I tried the basics- by reading on how Islam came to be- reading Muhammad, His Life Based on the Earliest Sources by Martin Ling. Most comprehensive and detailed book which earned awards in the Muslim world, hailed as the “best biography of the prophet in English”, you can’t possibly go wrong from there, can you? Turns out you can. I only found one paragraph in the book which, by it’s subtle phrasing and lack of more information, made me a little disturbed on the portrayal of our Prophet (s.a.w). But it was enough to make me doubt the contents in the rest of the pages- a true example of how an author can mix personal opinions within a factual work.

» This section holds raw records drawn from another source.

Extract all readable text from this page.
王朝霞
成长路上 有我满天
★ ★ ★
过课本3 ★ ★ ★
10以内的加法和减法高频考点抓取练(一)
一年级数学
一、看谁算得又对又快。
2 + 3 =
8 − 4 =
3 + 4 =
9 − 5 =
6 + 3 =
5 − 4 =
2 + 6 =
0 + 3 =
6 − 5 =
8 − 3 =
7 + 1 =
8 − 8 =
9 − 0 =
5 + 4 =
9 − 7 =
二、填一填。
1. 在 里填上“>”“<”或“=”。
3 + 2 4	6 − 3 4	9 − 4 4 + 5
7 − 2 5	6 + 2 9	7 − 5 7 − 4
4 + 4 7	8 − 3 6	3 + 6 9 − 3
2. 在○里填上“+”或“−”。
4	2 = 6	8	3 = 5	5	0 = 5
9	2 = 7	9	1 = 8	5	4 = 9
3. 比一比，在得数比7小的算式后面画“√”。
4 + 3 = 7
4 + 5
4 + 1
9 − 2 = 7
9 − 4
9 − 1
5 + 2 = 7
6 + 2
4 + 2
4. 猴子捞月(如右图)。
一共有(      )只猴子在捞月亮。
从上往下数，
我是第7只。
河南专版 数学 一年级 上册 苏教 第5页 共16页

And the internet has loads of it. I feel like my sense of discernment has been put on overdrive, trying to sift what’s true from what’s not. The only thing guiding me at this time is Prophet Muhammed’s words,

“I have left behind me two things, if you cling to them you will never go astray. They are the Book of Allaah and my Sunnah” (al-Haakim)

As such, I have abandoned the internet. My current read will be on the Risale-I-Nur books, which insofar I feel to be really good at giving me the reasons from a fundamental level- why we believe there is a God, why we must worship him, the beauty of the 5 prayers etc.

But the difficulty still remains: questions will always come. To whom do I direct my questions to?

One Comment Add yours

  1. Anonymous says:

    I got to know your blog through M. He came to KL last month.
    I feel sad to read your recent article to know your feeling of helplessness.Please keep in touch! We would like to share with you. Insha Allah (SWT)!!!